The damage that the “Great Society” legislation of 1969 did to blacks in America was nearly on par with the slavery itself. The government paid for women to have children out of wedlock. If the father wanted to become involved, the money went away. The result was a previously 74% nuclear family percentage in 1964 to roughly 18% by 2000. The greatest predictor of future poverty and incarceration is a single parent home. Worshiping in the Church was replaced by the being a slave to handouts from the government. Poor performance at school and increased crime resulted. Disgusting misogyny in black music replaced the romance of earlier times.

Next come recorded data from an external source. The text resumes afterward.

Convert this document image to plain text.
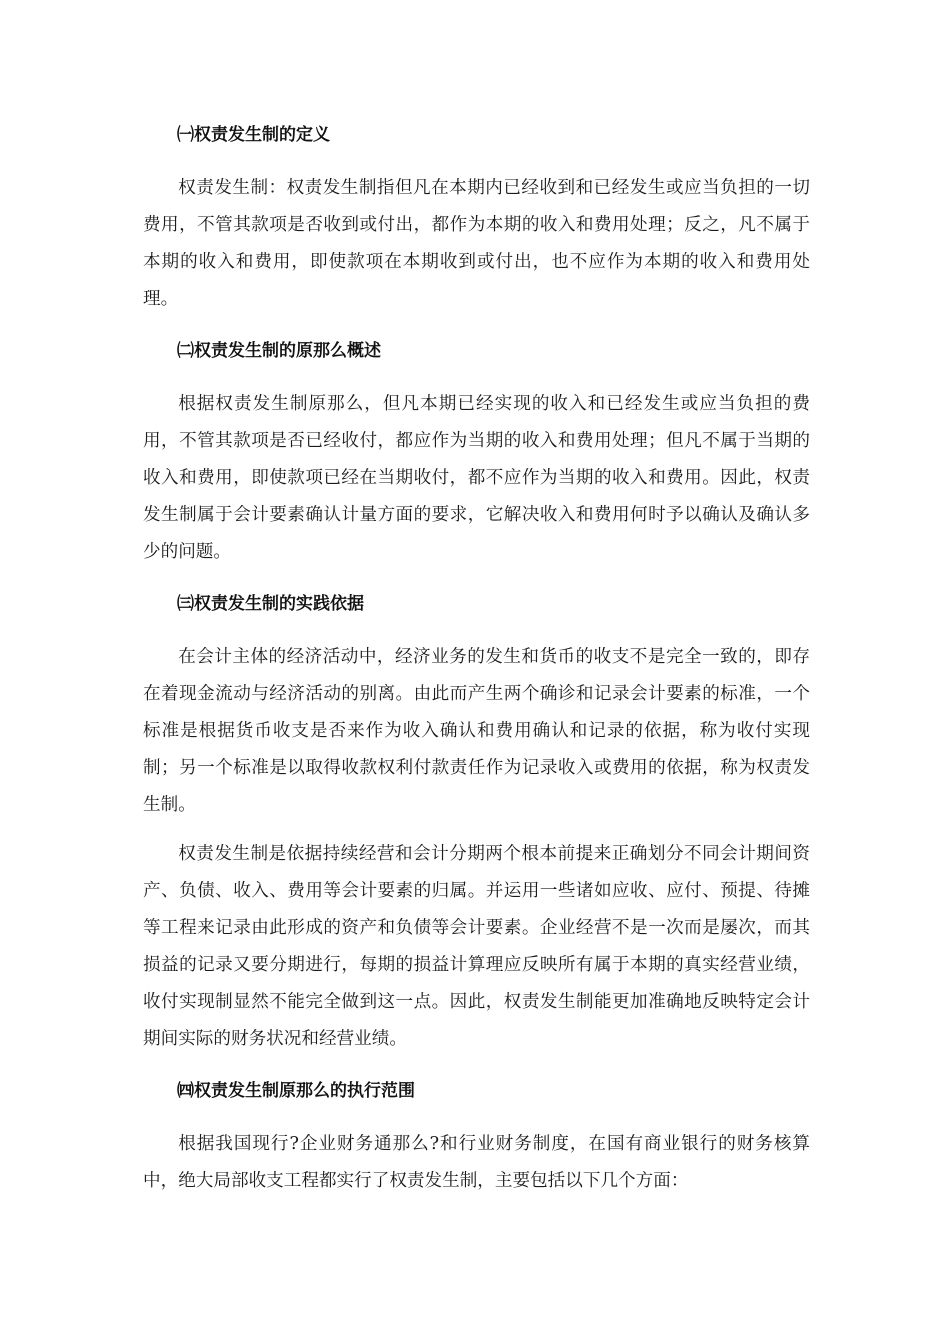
㈠权责发生制的定义

权责发生制：权责发生制指但凡在本期内已经收到和已经发生或应当负担的一切费用，不管其款项是否收到或付出，都作为本期的收入和费用处理；反之，凡不属于本期的收入和费用，即使款项在本期收到或付出，也不应作为本期的收入和费用处理。

㈡权责发生制的原那么概述

根据权责发生制原那么，但凡本期已经实现的收入和已经发生或应当负担的费用，不管其款项是否已经收付，都应作为当期的收入和费用处理；但凡不属于当期的收入和费用，即使款项已经在当期收付，都不应作为当期的收入和费用。因此，权责发生制属于会计要素确认计量方面的要求，它解决收入和费用何时予以确认及确认多少的问题。

㈢权责发生制的实践依据

在会计主体的经济活动中，经济业务的发生和货币的收支不是完全一致的，即存在着现金流动与经济活动的别离。由此而产生两个确诊和记录会计要素的标准，一个标准是根据货币收支是否来作为收入确认和费用确认和记录的依据，称为收付实现制；另一个标准是以取得收款权利付款责任作为记录收入或费用的依据，称为权责发生制。

权责发生制是依据持续经营和会计分期两个根本前提来正确划分不同会计期间资产、负债、收入、费用等会计要素的归属。并运用一些诸如应收、应付、预提、待摊等工程来记录由此形成的资产和负债等会计要素。企业经营不是一次而是屡次，而其损益的记录又要分期进行，每期的损益计算理应反映所有属于本期的真实经营业绩，收付实现制显然不能完全做到这一点。因此，权责发生制能更加准确地反映特定会计期间实际的财务状况和经营业绩。

㈣权责发生制原那么的执行范围

根据我国现行?企业财务通那么?和行业财务制度，在国有商业银行的财务核算中，绝大局部收支工程都实行了权责发生制，主要包括以下几个方面：
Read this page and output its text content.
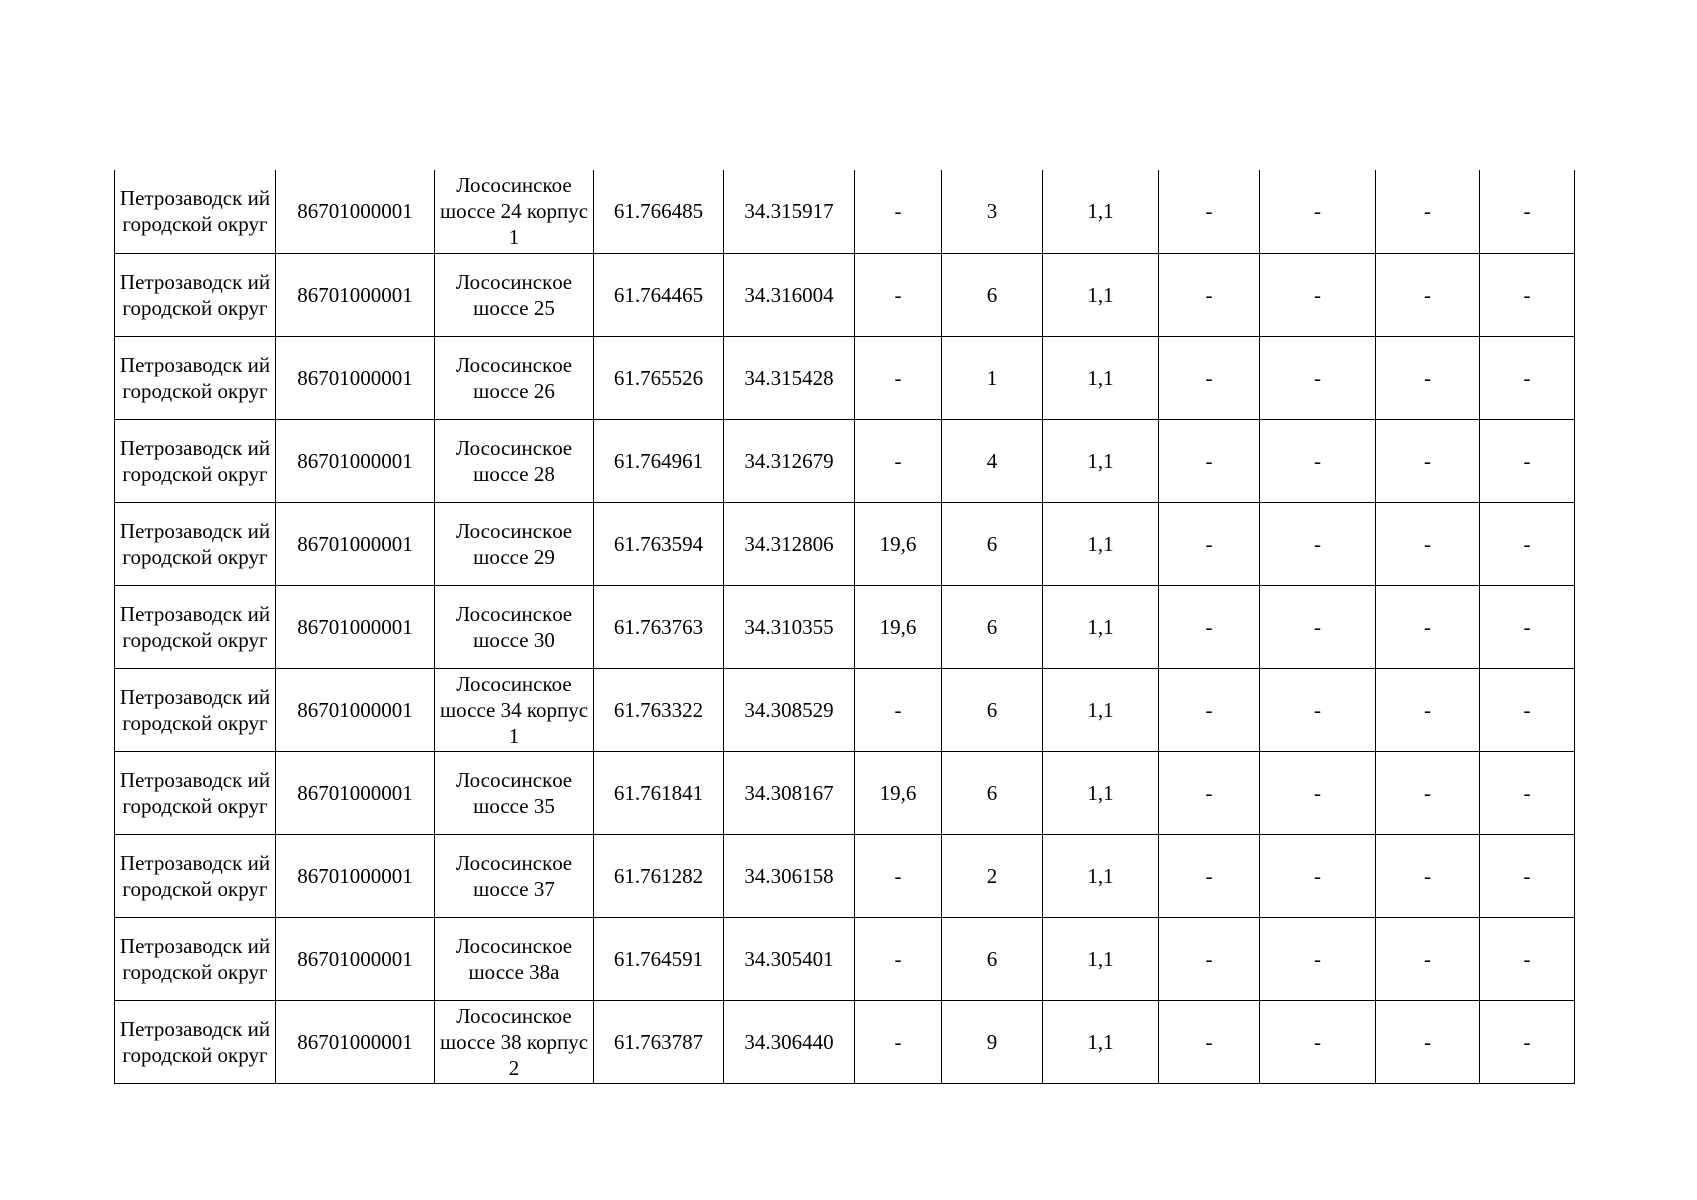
Петрозаводск ий городской округ	86701000001	Лососинское шоссе 24 корпус 1	61.766485	34.315917	-	3	1,1	-	-	-	-
Петрозаводск ий городской округ	86701000001	Лососинскoе шоссе 25	61.764465	34.316004	-	6	1,1	-	-	-	-
Петрозаводск ий городской округ	86701000001	Лососинскoе шоссе 26	61.765526	34.315428	-	1	1,1	-	-	-	-
Петрозаводск ий городской округ	86701000001	Лососинскoе шоссе 28	61.764961	34.312679	-	4	1,1	-	-	-	-
Петрозаводск ий городской округ	86701000001	Лососинскoе шоссе 29	61.763594	34.312806	19,6	6	1,1	-	-	-	-
Петрозаводск ий городской округ	86701000001	Лососинскoе шоссе 30	61.763763	34.310355	19,6	6	1,1	-	-	-	-
Петрозаводск ий городской округ	86701000001	Лососинское шоссе 34 корпус 1	61.763322	34.308529	-	6	1,1	-	-	-	-
Петрозаводск ий городской округ	86701000001	Лососинскoе шоссе 35	61.761841	34.308167	19,6	6	1,1	-	-	-	-
Петрозаводск ий городской округ	86701000001	Лососинскoе шоссе 37	61.761282	34.306158	-	2	1,1	-	-	-	-
Петрозаводск ий городской округ	86701000001	Лососинскoе шоссе 38а	61.764591	34.305401	-	6	1,1	-	-	-	-
Петрозаводск ий городской округ	86701000001	Лососинское шоссе 38 корпус 2	61.763787	34.306440	-	9	1,1	-	-	-	-
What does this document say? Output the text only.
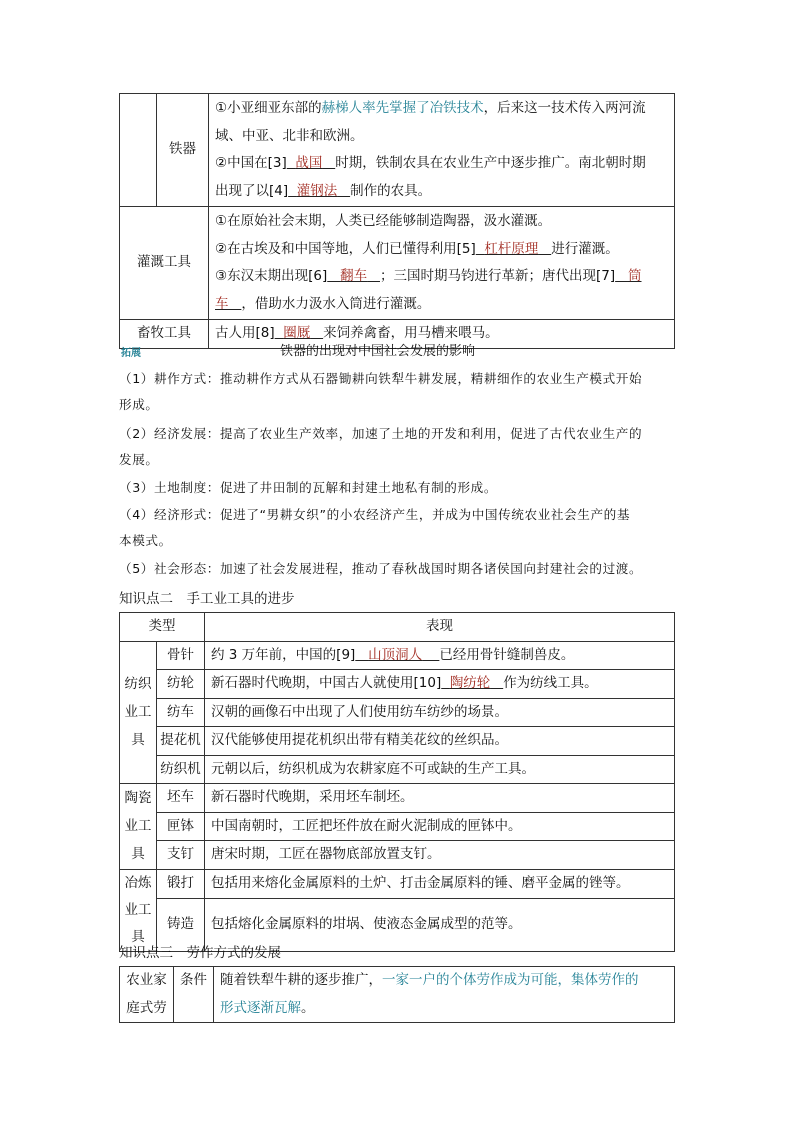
	铁器	①小亚细亚东部的赫梯人率先掌握了冶铁技术，后来这一技术传入两河流
域、中亚、北非和欧洲。
②中国在[3] 战国 时期，铁制农具在农业生产中逐步推广。南北朝时期
出现了以[4] 灌钢法 制作的农具。

灌溉工具		①在原始社会末期，人类已经能够制造陶器，汲水灌溉。
②在古埃及和中国等地，人们已懂得利用[5] 杠杆原理 进行灌溉。
③东汉末期出现[6] 翻车 ；三国时期马钧进行革新；唐代出现[7] 筒
车 ，借助水力汲水入筒进行灌溉。

畜牧工具		古人用[8] 圈厩 来饲养禽畜，用马槽来喂马。
拓展	铁器的出现对中国社会发展的影响
（1）耕作方式：推动耕作方式从石器锄耕向铁犁牛耕发展，精耕细作的农业生产模式开始
形成。
（2）经济发展：提高了农业生产效率，加速了土地的开发和利用，促进了古代农业生产的
发展。
（3）土地制度：促进了井田制的瓦解和封建土地私有制的形成。
（4）经济形式：促进了“男耕女织”的小农经济产生，并成为中国传统农业社会生产的基
本模式。
（5）社会形态：加速了社会发展进程，推动了春秋战国时期各诸侯国向封建社会的过渡。
知识点二　手工业工具的进步
类型		表现

纺织
业工
具	骨针	约 3 万年前，中国的[9] 山顶洞人 已经用骨针缝制兽皮。
	纺轮	新石器时代晚期，中国古人就使用[10] 陶纺轮 作为纺线工具。
	纺车	汉朝的画像石中出现了人们使用纺车纺纱的场景。
	提花机	汉代能够使用提花机织出带有精美花纹的丝织品。
	纺织机	元朝以后，纺织机成为农耕家庭不可或缺的生产工具。

陶瓷
业工
具	坯车	新石器时代晚期，采用坯车制坯。
	匣钵	中国南朝时，工匠把坯件放在耐火泥制成的匣钵中。
	支钉	唐宋时期，工匠在器物底部放置支钉。

冶炼
业工
具	锻打	包括用来熔化金属原料的土炉、打击金属原料的锤、磨平金属的锉等。
	铸造	包括熔化金属原料的坩埚、使液态金属成型的范等。
知识点三　劳作方式的发展
农业家
庭式劳
	条件	随着铁犁牛耕的逐步推广，一家一户的个体劳作成为可能，集体劳作的
形式逐渐瓦解。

There are plenty of smart blacks. Nigerians coming to America are the highest performing minority, I believe. If schools want minorities, be able to attract them to your school. Maybe recruit Africans who haven’t been dumbed down on the ‘voting plantation’ of the Democratic inner cities. US blacks aren’t challenged to perform, instead asked to agree that the white man or the jewish man is keeping them down. It’s ridiculous.
In medical school, in the big classes, there was a back row where students who failed the previous year, (or two, or three) were sitting. All of them were black, “preferentially” admitted for the sake of diversity. It was sad and demeaning to them. Other blacks who got admitted with good school performance did fine. I suspect the same thing goes on at Harvard and North Carolina. It’s wrong.